It’s an exhilarating time. The phone calls have diminished as has the e-mail. Most educators are winding down the new year. Brenda and I will attend the high school graduation of a niece this afternoon, just before dropping my son off at the Train station for orientation at UNC-Charlotte on Monday!
For some of us, we’re winding up for NECC, preparing presentations — and as a result, thinking and rethinking about teaching, learning, classrooms, and schooling in this time of rapid change. I’m especially excited about the preconference workshop I’ll be teaching on Sunday (June 24). Since NECC provides presenters with the e-mail addresses of educators who have registered for our workshops, I can contact them and learn more about their needs. For this particular workshop, a wiki has been established, where attendees are quite literally participating in the planning and even setting the agenda of the event. I will feel much more confident that the learning I plan to facilitate will be what the audience needs.
In amongst all of this thinking and planning and thinking and planning, I was interviewed last week by Kansas educator, Kevin Honeycutt for his Driving Questions podcast. Honeycutt asked some great questions, and as is often the case, I didn’t think of the really good answers until after we’d laid our Skypes to rest.
One of those questions regarded skills for beginning teachers, right out of university. This one hit home as my daughter has only one more year of college before entering the education workforce. I gave some rambling answers, but two ideas occurred to me today — days later. One question that I might ask, as a school principal interviewing a prospective teacher is, “What have you learned today?”

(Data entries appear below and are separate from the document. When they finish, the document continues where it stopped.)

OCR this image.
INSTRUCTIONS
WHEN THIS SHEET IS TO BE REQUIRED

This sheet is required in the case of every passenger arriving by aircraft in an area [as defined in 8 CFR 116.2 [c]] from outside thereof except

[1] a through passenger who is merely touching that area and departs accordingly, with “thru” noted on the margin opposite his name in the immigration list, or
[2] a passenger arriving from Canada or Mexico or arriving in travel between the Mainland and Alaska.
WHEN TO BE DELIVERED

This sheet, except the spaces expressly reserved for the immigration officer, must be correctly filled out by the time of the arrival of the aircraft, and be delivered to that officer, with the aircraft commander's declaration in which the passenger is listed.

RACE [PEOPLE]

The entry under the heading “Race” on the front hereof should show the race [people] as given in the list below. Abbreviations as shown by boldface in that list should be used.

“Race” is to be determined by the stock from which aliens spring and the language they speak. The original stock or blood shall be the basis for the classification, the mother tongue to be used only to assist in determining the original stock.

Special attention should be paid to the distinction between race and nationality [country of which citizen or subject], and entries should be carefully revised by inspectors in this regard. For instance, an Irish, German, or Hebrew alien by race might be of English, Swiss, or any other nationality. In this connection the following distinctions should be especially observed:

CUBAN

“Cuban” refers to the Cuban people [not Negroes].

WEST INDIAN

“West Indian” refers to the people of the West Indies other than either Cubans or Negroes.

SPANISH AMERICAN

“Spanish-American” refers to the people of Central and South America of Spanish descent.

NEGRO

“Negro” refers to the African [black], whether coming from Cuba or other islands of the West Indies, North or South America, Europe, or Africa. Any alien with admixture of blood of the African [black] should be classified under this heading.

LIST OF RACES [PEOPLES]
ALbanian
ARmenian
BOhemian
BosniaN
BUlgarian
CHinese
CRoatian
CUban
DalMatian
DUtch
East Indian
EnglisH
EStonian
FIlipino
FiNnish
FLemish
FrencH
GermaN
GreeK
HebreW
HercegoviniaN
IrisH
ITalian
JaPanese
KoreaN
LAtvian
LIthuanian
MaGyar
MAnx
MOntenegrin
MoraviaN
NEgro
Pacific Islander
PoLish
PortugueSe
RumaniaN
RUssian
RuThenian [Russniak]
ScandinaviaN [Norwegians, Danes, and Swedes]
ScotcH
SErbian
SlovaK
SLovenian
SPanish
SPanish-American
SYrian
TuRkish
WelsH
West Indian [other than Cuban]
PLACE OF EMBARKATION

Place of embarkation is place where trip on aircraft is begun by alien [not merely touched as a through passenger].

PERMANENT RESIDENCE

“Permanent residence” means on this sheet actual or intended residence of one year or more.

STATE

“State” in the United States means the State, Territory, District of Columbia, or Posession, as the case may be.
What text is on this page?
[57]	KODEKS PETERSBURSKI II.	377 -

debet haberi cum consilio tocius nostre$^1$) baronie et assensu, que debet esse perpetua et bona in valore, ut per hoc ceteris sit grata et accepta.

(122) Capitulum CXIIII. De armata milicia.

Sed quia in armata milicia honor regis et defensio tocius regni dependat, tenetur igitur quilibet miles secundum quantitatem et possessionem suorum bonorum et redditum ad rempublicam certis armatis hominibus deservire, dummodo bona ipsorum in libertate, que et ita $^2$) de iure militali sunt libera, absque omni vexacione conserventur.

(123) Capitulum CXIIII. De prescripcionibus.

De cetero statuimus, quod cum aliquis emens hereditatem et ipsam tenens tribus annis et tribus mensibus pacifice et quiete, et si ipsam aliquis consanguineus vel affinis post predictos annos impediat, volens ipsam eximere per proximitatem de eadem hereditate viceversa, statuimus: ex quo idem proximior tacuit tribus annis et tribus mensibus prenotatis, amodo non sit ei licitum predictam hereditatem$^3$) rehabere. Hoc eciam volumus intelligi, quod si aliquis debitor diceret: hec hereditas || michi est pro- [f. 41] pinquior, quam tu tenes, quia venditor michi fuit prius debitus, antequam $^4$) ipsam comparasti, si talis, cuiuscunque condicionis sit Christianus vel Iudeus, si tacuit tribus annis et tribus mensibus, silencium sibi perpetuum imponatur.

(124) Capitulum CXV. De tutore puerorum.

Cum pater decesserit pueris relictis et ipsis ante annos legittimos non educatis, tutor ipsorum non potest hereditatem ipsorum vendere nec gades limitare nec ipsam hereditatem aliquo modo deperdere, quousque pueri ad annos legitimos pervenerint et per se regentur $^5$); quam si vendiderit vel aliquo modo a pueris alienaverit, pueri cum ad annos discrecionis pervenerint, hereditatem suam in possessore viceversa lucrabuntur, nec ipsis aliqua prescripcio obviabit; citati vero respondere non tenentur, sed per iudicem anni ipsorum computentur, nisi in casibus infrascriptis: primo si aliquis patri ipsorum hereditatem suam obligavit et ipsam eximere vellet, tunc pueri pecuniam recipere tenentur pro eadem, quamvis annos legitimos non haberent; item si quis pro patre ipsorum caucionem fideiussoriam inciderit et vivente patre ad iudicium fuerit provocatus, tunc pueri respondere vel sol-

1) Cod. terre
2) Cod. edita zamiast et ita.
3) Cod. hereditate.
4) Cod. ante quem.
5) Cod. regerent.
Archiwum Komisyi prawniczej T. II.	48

I’m not looking for teachers who merely know how to teach. I want professionals, for which learning is an active and conscious part of every day life. I’d want to know what they’ve learned today, and what they think about it — might be a useful conversation starter.
The other thing that I would ask is, “How would you go about preparing a particular unit (and here’s the good part) without a teacher’s edition to the textbook. How would you learn what you’ll need to know, what will you do with what you’ve learned in order to give it energy, and how will you convey it to your learners?”
One of the ideas that keeps hitting me over the head as I plan for my NECC presentations is that we do our children a disservice by teaching them from pre-packaged, scientifically classified knowledge. It’s teaching by killing the content and mounting it. Our students today must come to learn by living with the content in it’s own habitat, observing, experimenting, exploring, and discovering. EduTopia this month asked sages to speak out on whether teaching is an art or a science. I would say that it’s a bit of both —
— but to say that it is wrong to say that teaching is a science.
However, it might be useful to say that learning is!